Best practice for OTel metrics from AWS Lambda with Mimir to avoid duplicate timestamp errors without exploding cardinality

Hi,

I’m looking for guidance on best practices for collecting custom OpenTelemetry metrics from AWS Lambda and sending them to Grafana Mimir.

Setup:

  • Grafana Mimir deployed in distributed mode
  • Installed via Helm chart 5.8.0
  • Running on AWS EKS
  • Using AWS Fargate for compute
  • Using S3 for block storage

The current data flow looks like this:

  • Lambda → ADOT layer / Alloy Lambda layer → Central Alloy → Mimir

In other words, metrics are emitted from Lambda, passed through an OpenTelemetry-based Lambda layer, forwarded to a centralized Alloy deployment, and then remote-written to Mimir.

Problem:

We have a Lambda-based system where multiple instances of the same Lambda function may be provisioned at the same time, depending on load.

Under higher load, multiple Lambda instances often emit the same metric with the same timestamp, but with different cumulative values, because they are coming from different Lambda runtime instances.

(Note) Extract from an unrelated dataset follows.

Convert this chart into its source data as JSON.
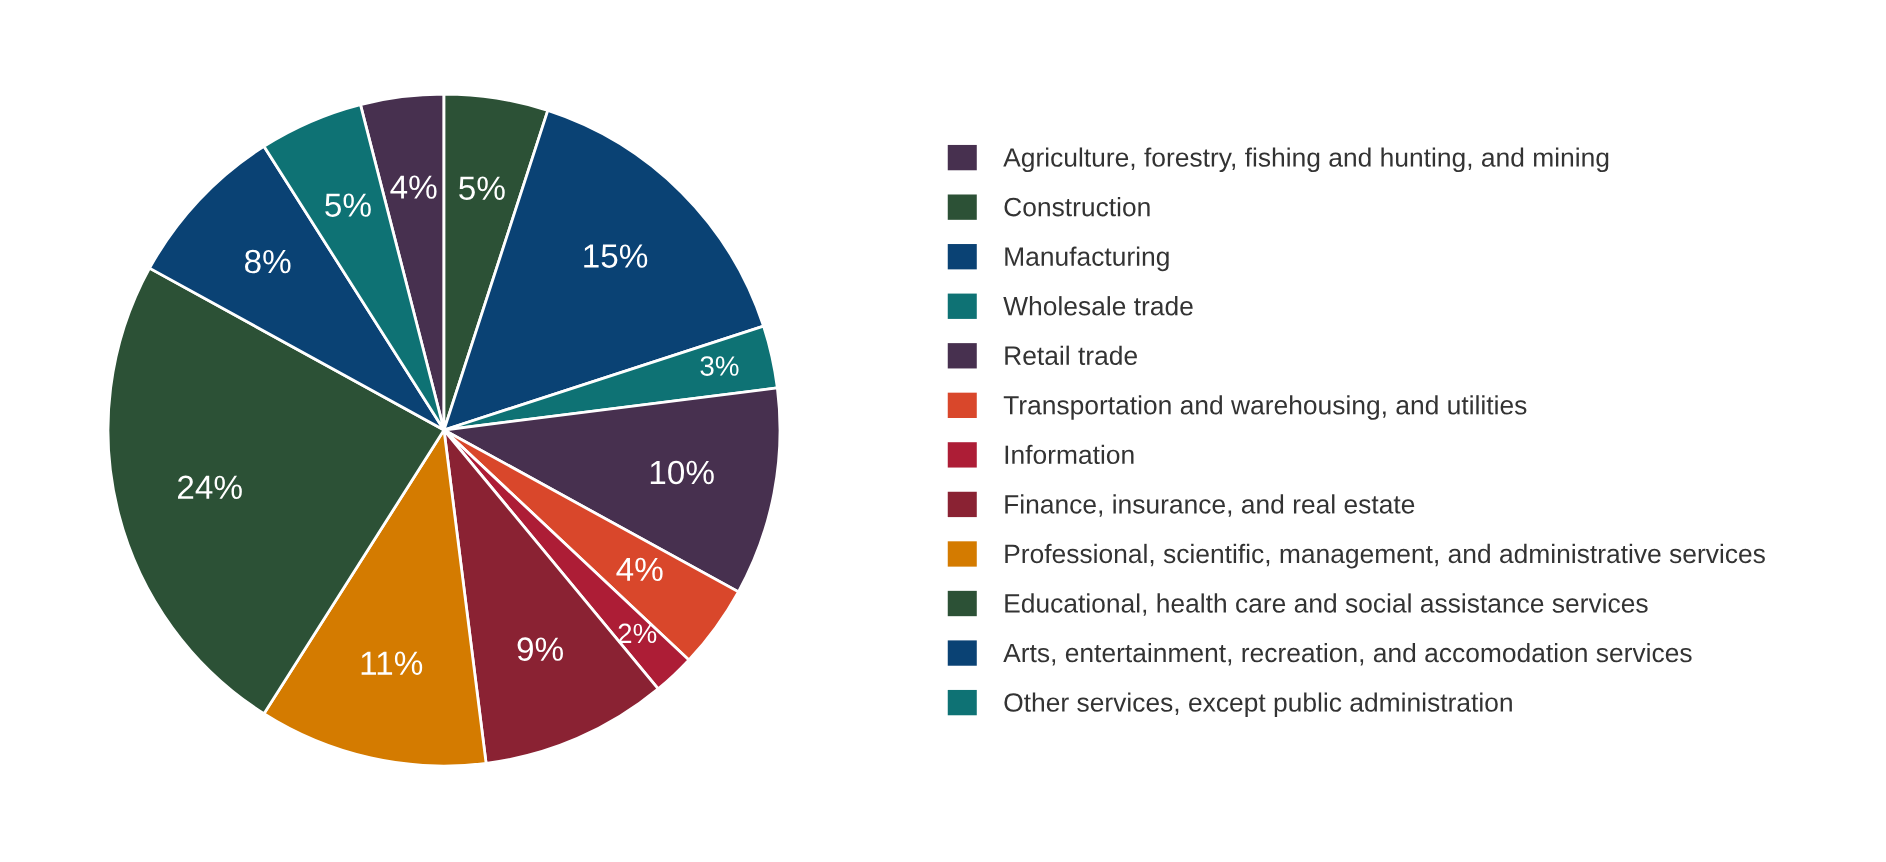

This causes Mimir to reject samples with errors:

  • err-mimir-sample-duplicate-timestamp

Why this happens:

From what I understand, the issue is that multiple short-lived Lambda instances are writing samples for what Mimir sees as the same time series, at the same timestamp, but with different values.

Workaround:

One possible fix is to add a label that identifies the Lambda instance so that each runtime instance gets its own distinct time series.

Cardinality concern:

  • Lambda instances are short-lived
  • Instance identities change constantly
  • This may be manageable for a small number of functions, but it becomes much more concerning when you have thousands of Lambdas emitting metrics

So the tradeoff seems to be:

  • No instance label → duplicate timestamp conflicts
  • Add instance label → potentially very high cardinality

Main question:

What is the current best practice for handling OTel metrics with Mimir in Lambda-based architectures, especially at scale?

Any guidance would be appreciated.

I think this is really the only solution. As for your concern with cardinality, how many runtime instances do you have at any given time?

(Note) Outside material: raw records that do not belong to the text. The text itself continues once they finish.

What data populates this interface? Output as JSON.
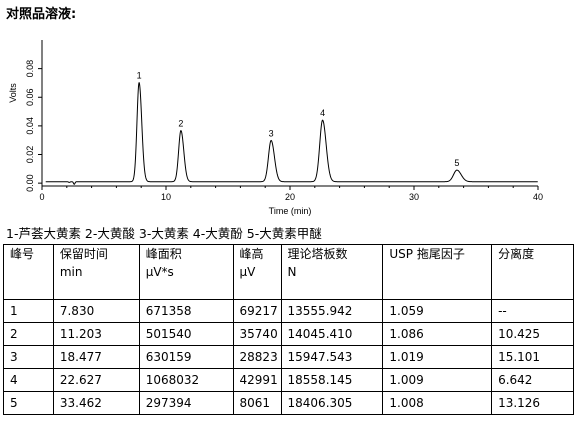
{
  "page": {
    "heading": "对照品溶液:"
  },
  "chart_data": {
    "type": "line",
    "xlabel": "Time (min)",
    "ylabel": "Volts",
    "xlim": [
      0,
      40
    ],
    "ylim": [
      -0.002,
      0.1
    ],
    "xticks": [
      0,
      10,
      20,
      30,
      40
    ],
    "yticks": [
      0.0,
      0.02,
      0.04,
      0.06,
      0.08
    ],
    "ytick_labels": [
      "0.00",
      "0.02",
      "0.04",
      "0.06",
      "0.08"
    ],
    "grid": false,
    "baseline": 0.001,
    "baseline_dips": [
      {
        "time": 2.2,
        "value": 0.0005
      },
      {
        "time": 2.6,
        "value": -0.0008
      }
    ],
    "peaks": [
      {
        "label": "1",
        "time": 7.83,
        "height": 0.0692
      },
      {
        "label": "2",
        "time": 11.203,
        "height": 0.0357
      },
      {
        "label": "3",
        "time": 18.477,
        "height": 0.0288
      },
      {
        "label": "4",
        "time": 22.627,
        "height": 0.043
      },
      {
        "label": "5",
        "time": 33.462,
        "height": 0.0081
      }
    ]
  },
  "legend": {
    "text": "1-芦荟大黄素 2-大黄酸 3-大黄素 4-大黄酚 5-大黄素甲醚"
  },
  "table": {
    "headers": [
      {
        "label": "峰号",
        "unit": ""
      },
      {
        "label": "保留时间",
        "unit": "min"
      },
      {
        "label": "峰面积",
        "unit": "μV*s"
      },
      {
        "label": "峰高",
        "unit": "μV"
      },
      {
        "label": "理论塔板数",
        "unit": "N"
      },
      {
        "label": "USP 拖尾因子",
        "unit": ""
      },
      {
        "label": "分离度",
        "unit": ""
      }
    ],
    "rows": [
      [
        "1",
        "7.830",
        "671358",
        "69217",
        "13555.942",
        "1.059",
        "--"
      ],
      [
        "2",
        "11.203",
        "501540",
        "35740",
        "14045.410",
        "1.086",
        "10.425"
      ],
      [
        "3",
        "18.477",
        "630159",
        "28823",
        "15947.543",
        "1.019",
        "15.101"
      ],
      [
        "4",
        "22.627",
        "1068032",
        "42991",
        "18558.145",
        "1.009",
        "6.642"
      ],
      [
        "5",
        "33.462",
        "297394",
        "8061",
        "18406.305",
        "1.008",
        "13.126"
      ]
    ]
  }
}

At any given time, I’ve seen up to 3 runtime instances for a single Lambda. However, that is for a Lambda that is not heavily used compared with what we would expect other production lambdas will behave.

The bigger concern is that the instances are short-lived. A given instance ID may only be active for around 6 to 10 minutes, so after an hour you could already have 20 to 30 distinct time series.

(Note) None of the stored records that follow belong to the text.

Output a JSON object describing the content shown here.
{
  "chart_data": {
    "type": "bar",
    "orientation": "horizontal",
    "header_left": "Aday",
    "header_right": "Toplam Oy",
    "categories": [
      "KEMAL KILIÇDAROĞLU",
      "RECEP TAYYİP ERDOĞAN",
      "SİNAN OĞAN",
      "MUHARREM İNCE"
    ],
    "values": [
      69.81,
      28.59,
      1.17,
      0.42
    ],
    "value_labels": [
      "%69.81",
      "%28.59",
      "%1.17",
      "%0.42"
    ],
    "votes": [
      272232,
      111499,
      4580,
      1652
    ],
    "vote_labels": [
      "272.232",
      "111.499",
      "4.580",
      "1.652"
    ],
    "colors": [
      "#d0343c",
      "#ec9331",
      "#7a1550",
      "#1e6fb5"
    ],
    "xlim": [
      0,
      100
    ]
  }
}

Those can be aggregated when creating the query, but even as a starting point, that feels concerning when thinking about supporting a large number of Lambdas. It seems especially concerning for use cases where someone wants to query data over the span of weeks.

I would expect that to result in slower queries, along with increased resource utilization.

I think that might be ok. Mimir has a config that enables cardinality monitoring, might be a good idea to turn it on.

If it becomes a problem, what you can do then is to use a recording rule and get rid of the unique runtime ID with an aggregation query. Might lose some resolution though.